If all is well, connect the second OpenVPN client (I assume this is #2) and dump the main and that OpenVPN routing table.

ifconfig tun12
ip route show table main
ip route show table ovpnc2

 

[DTS]

@eibgrad - thanks for those suggestions. I will give you all that output tomorrow. It's pretty late at night here, but I just wanted to quickly say that I have a fully working configuration at the moment. I can't be sure how it will operate when it needs to fail over or invoke the killswitch, but at least I have internet access via my router with 2 VPN providers simultaneously started. That fairly simple step was not working previously.

All I did was remove the multiple remotes, remote-random and server-poll-timeout config lines.

(Using multiple remotes works if I have only one VPN client active.)

I do not see any material differences in the output of ifconfig or ip route between this working config and the non-working one. But I will add the multiple remotes back to the ovpn files and share a much more detailed report now that I have a better understanding of the baseline.

 

[DTS]

Update. Today I am using 5 VPN clients (3 from ExpressVPN and 2 from PureVPN) with VPN Director rules. Each VPN client has only one remote configured. This is working well. The part I could not get working is to define multiple remotes and add "remote-random" to each ovpn config.

I am keen to learn more about routing tables, but before I proceed with this I'm going to take a course on networking fundamentals. I found a good online course which I started this evening. So I'm "closing" this issue until I learn enough to really understand what I'm doing in regard to routing tables.

Thanks for the help, and I'm very happy with the setup I have now. It is much better than my prior setup.

EDIT: as far as the Internet killswitch, I have the built-in killswitch enabled on my last VPN client. I have not fully tested it yet. I did notice during my troubleshooting VPN clients that the built-in killswitch sometimes did not kill the Internet when I expected it to. But there were a lot of moving parts in that testing. Now that I have a stable and working configuration, I'll watch to see how the built-in killswitch works. Will report what I find after some time.

 

[eibgrad]

I can't imagine why the use of multiple remotes would matter. That just increases the uptime by offering more server options should one or more of the servers be unavailable. Just so long (as I've repeatedly stated) you don't create any IP conflicts on the tunnels.

BTW, you don't *have* to use remote-random w/ multiple remotes. You could remove that one directive and OpenVPN would simply run through the servers sequentially. And you could increase the timeout value as well. I'd be curious if either of those changes made a difference.

 

[DTS]

I can't imagine why the use of multiple remotes would matter. That just increases the uptime by offering more server options should one or more of the servers be unavailable. Just so long (as I've repeatedly stated) you don't create any IP conflicts on the tunnels.

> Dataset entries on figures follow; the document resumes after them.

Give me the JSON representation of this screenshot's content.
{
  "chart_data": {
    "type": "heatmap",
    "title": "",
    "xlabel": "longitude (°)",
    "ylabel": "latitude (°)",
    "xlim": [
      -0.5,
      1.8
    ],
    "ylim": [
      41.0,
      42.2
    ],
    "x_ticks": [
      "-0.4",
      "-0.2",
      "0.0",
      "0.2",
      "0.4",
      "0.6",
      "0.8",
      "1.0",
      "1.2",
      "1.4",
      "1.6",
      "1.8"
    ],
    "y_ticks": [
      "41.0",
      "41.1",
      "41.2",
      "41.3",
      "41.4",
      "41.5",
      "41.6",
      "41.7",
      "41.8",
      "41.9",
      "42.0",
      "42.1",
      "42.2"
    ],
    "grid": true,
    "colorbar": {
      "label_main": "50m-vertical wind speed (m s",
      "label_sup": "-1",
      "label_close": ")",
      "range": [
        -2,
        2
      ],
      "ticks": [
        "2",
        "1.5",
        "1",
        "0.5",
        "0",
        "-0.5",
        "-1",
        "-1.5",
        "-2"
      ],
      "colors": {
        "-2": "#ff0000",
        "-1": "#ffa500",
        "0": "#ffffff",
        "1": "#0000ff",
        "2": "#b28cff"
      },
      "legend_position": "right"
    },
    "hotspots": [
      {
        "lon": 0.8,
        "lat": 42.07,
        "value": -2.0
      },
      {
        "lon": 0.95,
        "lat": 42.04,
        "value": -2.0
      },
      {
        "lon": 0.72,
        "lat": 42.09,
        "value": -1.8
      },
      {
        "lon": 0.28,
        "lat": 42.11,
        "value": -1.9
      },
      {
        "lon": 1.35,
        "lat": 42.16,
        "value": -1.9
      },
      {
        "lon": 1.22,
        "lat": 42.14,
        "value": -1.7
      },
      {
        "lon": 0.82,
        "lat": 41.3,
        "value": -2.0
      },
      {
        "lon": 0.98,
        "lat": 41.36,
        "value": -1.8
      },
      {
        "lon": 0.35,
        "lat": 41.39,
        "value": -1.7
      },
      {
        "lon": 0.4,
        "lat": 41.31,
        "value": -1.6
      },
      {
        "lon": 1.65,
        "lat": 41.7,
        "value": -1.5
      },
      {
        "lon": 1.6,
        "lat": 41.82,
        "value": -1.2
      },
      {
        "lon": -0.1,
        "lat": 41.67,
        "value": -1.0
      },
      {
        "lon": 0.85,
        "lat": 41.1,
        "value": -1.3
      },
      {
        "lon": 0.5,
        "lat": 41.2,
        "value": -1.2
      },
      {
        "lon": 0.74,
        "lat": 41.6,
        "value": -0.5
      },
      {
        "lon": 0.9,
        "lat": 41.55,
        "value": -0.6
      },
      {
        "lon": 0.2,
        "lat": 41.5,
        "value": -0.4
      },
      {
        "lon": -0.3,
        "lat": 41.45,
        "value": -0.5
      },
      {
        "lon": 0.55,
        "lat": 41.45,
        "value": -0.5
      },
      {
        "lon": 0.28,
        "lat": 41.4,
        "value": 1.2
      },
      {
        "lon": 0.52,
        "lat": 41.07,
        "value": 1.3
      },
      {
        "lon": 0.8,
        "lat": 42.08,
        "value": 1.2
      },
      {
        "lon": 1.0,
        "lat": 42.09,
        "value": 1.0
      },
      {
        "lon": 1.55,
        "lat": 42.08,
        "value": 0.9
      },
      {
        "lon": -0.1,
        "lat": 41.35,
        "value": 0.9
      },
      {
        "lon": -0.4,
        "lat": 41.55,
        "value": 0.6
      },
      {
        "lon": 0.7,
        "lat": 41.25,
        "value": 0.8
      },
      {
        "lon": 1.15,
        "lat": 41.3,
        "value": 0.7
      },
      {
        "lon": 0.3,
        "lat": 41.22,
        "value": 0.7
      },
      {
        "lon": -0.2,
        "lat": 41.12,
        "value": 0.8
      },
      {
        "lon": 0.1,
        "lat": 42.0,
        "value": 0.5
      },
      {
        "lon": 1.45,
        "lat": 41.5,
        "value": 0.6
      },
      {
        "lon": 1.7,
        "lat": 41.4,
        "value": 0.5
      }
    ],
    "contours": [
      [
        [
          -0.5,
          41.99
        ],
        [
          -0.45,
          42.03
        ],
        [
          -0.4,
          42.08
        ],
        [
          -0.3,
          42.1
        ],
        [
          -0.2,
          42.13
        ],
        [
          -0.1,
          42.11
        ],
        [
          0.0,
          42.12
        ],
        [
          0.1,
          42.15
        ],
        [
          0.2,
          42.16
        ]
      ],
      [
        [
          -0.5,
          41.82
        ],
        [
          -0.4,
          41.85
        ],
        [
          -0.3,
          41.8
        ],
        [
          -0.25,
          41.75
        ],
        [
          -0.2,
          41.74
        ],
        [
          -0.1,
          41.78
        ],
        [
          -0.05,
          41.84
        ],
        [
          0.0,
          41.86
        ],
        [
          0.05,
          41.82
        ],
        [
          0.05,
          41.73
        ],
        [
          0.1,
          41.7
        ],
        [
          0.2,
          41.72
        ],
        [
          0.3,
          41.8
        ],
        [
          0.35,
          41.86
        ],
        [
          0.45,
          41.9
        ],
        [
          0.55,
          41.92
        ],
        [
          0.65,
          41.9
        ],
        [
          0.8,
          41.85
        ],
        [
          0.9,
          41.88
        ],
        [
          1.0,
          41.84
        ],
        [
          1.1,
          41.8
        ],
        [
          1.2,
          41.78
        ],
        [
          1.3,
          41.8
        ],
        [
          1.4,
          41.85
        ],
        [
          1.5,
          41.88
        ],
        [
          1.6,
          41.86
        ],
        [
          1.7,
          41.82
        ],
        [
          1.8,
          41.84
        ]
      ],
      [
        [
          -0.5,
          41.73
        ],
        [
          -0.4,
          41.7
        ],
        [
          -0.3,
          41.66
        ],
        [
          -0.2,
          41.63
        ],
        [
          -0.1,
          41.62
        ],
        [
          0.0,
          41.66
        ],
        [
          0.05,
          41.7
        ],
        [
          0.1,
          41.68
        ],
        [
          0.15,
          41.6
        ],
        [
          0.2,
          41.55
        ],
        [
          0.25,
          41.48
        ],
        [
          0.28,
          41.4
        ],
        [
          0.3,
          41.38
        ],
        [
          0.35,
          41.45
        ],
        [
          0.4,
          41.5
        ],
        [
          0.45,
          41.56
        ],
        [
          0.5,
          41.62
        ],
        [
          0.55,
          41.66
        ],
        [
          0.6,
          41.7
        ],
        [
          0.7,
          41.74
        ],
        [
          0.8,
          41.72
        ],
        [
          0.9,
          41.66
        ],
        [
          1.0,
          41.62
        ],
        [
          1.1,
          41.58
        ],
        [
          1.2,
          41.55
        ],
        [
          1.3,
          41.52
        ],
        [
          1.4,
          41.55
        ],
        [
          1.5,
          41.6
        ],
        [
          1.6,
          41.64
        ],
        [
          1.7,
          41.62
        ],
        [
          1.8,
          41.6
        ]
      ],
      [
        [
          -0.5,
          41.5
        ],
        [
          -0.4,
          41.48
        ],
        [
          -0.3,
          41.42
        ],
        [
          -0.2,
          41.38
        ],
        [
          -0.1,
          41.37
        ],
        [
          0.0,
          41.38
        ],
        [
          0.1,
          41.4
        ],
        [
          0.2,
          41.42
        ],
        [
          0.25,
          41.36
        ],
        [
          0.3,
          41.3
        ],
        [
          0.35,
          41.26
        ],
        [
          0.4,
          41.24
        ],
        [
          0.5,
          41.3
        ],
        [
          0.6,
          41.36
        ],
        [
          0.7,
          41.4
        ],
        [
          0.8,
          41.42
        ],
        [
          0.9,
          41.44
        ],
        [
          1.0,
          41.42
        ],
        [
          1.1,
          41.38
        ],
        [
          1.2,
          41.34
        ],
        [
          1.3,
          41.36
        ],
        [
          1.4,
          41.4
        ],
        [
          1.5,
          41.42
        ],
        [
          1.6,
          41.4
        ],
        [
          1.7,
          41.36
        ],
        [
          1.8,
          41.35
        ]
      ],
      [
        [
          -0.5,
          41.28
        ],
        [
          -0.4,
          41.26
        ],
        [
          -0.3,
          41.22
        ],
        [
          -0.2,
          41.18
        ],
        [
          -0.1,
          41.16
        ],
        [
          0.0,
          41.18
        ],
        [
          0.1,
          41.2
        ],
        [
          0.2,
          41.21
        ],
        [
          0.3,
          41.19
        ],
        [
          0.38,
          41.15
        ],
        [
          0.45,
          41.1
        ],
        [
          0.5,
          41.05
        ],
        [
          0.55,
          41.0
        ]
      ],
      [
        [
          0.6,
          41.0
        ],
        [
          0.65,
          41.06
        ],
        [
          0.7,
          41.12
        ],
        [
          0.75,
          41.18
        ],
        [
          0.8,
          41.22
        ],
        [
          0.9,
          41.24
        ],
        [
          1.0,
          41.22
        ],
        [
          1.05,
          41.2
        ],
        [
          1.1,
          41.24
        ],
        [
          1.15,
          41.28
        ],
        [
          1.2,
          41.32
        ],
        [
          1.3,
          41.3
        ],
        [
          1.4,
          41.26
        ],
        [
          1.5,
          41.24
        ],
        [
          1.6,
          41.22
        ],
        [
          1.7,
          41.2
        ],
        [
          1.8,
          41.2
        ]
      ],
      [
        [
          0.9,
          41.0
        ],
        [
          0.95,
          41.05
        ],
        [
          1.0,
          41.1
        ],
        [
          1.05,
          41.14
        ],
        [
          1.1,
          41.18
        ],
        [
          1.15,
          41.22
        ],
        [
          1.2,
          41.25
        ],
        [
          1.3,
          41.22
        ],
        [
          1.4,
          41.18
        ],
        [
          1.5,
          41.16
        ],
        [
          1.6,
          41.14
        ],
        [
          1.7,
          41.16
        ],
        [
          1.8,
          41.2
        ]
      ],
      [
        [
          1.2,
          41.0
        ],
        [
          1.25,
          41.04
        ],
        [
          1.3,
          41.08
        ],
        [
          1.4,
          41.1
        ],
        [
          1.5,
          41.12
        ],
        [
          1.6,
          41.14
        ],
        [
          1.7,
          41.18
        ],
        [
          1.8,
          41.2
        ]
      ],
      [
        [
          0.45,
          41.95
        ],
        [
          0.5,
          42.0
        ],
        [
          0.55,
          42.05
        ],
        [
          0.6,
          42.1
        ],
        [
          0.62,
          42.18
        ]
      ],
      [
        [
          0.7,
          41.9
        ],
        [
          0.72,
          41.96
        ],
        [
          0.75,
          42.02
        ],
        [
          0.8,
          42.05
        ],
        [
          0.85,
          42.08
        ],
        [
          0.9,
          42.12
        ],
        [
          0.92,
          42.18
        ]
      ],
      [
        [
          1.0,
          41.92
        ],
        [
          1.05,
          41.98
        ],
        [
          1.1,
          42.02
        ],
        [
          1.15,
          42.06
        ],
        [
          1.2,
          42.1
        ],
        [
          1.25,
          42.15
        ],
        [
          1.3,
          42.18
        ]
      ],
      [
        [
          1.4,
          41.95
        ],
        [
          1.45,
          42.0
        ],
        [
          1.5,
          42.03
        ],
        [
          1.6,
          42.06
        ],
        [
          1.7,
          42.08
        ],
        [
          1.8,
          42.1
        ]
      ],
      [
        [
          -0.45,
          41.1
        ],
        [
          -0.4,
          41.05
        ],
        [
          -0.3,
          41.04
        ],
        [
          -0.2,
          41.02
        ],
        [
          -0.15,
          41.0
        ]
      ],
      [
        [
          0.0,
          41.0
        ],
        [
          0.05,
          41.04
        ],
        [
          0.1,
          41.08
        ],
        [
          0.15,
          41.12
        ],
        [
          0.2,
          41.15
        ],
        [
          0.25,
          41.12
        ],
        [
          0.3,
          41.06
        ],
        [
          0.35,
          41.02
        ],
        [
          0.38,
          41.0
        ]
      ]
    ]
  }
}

At this point, the only change between a working and non-working setup is the use of multiple remotes.

I did look at ifconfig and the routes as you suggested and I did not see any conflicts.

BTW, you don't *have* to use remote-random w/ multiple remotes.

Good to know.

You could remove that one directive and OpenVPN would simply run through the servers sequentially. And you could increase the timeout value as well.

OK

I'd be curious if either of those changes made a difference.

Now that I started trying to configure a guest network, my router is crashing. Once I have things stable again, I can try these changes. I can also report more details on the routing tables at that time.